Peles Empire, 1980, 1982
Romania / Germany
Exhibition at the Salute Cinema features the artwork
Eyes Wide Shut (2021)
supported by IFA
The name of the artists duo Peles Empire derives from the 19th Century Peles Castle, located in the foothills of Romania’s Carpathian Mountains. Peles is a castle of historicism as each room is a copy of a different architectural style. That these rooms were built by skilled local craftsmen with little knowledge of the original style or techniques, produced a very specific form of mistranslation, representing a pre-industrial simulacra, which appears to anticipate postmodernism nearly one hundred and twenty years before it started. The same act of copying or translation that birthed the Peles Castle carries over to the artists’ own approach to studio production. What is realized in three-dimensions for one exhibition, becomes the two-dimensional source material for the next period of production. The process becomes, temporarily, the work. The act of copying is more important than the copy itself. The installation at Salute Cinema will be the continuation of this process. It incorporates different particularities ranging from (local) architecture, moments in history, the Peles castle, to the anatomy of the eye. It strings together these elements by combining them with a photograph of the cinema ceiling in the form of a wallpaper.

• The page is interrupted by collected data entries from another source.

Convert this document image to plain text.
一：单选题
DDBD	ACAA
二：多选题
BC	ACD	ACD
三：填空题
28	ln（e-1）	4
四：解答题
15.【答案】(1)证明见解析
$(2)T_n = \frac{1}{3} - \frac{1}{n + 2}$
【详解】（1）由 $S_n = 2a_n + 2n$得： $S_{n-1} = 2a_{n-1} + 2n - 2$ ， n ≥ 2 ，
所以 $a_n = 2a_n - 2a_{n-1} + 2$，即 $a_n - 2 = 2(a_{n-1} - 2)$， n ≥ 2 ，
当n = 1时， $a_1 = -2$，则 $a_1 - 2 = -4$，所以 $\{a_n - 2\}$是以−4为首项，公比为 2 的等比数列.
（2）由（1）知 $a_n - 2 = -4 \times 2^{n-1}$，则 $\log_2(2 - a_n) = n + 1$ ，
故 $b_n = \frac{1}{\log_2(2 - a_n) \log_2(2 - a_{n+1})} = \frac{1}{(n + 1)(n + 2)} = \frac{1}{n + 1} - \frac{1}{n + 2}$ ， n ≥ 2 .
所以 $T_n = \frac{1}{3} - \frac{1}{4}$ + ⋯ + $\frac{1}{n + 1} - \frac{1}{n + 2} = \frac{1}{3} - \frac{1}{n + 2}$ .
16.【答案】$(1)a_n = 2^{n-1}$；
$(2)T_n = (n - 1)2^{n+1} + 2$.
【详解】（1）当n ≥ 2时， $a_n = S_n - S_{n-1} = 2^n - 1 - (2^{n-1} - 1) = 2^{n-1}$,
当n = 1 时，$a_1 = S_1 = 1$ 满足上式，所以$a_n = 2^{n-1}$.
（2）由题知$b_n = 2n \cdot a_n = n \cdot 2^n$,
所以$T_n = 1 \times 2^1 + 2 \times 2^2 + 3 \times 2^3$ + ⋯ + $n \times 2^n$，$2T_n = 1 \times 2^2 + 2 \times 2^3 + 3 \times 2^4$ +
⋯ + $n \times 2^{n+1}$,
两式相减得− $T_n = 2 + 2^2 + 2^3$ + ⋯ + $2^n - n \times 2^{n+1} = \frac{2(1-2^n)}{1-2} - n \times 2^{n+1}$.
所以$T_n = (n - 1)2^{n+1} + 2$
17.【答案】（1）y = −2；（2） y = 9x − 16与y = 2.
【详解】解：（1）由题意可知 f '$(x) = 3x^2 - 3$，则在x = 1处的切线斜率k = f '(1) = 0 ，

Furthermore, handmade and industrially-made 3D objects copying ceramics based on the shape of anatomical eyes and amphitheatres (the first form of theatres and the predecessors of cinemas) are presented within the space.

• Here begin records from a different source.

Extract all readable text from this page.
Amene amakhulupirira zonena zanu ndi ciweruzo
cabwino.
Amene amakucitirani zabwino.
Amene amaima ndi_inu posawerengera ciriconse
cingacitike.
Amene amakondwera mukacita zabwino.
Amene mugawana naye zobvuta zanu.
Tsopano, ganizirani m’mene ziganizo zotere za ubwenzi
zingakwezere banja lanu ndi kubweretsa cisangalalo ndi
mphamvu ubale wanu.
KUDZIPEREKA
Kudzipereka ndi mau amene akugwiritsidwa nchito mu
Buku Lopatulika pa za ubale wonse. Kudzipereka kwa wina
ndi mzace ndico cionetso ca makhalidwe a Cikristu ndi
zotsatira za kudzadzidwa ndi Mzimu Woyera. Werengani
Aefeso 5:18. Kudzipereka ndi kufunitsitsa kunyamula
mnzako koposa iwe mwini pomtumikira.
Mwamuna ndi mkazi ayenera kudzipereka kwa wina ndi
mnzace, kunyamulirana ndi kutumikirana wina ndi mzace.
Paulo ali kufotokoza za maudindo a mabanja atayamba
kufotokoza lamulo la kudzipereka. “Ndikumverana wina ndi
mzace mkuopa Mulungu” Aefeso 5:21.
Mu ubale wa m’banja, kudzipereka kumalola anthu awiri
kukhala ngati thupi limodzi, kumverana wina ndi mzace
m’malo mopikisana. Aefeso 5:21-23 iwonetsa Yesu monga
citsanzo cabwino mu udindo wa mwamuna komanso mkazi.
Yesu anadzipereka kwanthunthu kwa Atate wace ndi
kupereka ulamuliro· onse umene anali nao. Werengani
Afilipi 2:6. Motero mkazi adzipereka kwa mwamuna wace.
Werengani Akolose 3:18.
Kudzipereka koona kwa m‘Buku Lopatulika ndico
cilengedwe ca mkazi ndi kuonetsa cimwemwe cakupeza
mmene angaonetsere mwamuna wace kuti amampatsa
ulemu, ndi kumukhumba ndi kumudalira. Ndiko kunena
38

Peles Empire is a collaborative artistic project consisting of two artists Katarina Stöver (b. 1980, Romania) and Barbara Wolff (b. 1982, Germany), whose work takes its consistent source and name from a single site: a lavish castle in Romania. Each of the castle’s hundreds of rooms boasts stylistic imitations from diverse historical times and places, and Peles Empires' work, which began by recreating this castle, has continuously generated unexpected changes through new collaborations and new combinations of media. Peles Empire currently works between London and Berlin. Peles Empire’s major solo exhibitions include Austria’s Kunsthaus Graz (2019), Germany’s Kunst Verein (2017), Wilhelm-Hack-Museum (2015), and Kunstmuseum Stuttgart (2013), as well as England’s Glasgow Sculpture Studio (2013), and Cell Project Space (2013). Major international group exhibitions include the National Museum of Contemporary Art, Scotland (2019), the Skulptur Projekte Münster in Germany (2017), the Sprengel Museum in Hanover, Germany (2017), the KW Institute in Germany (2015), and the UK’s ICA (2011) and Frieze Projects (2011).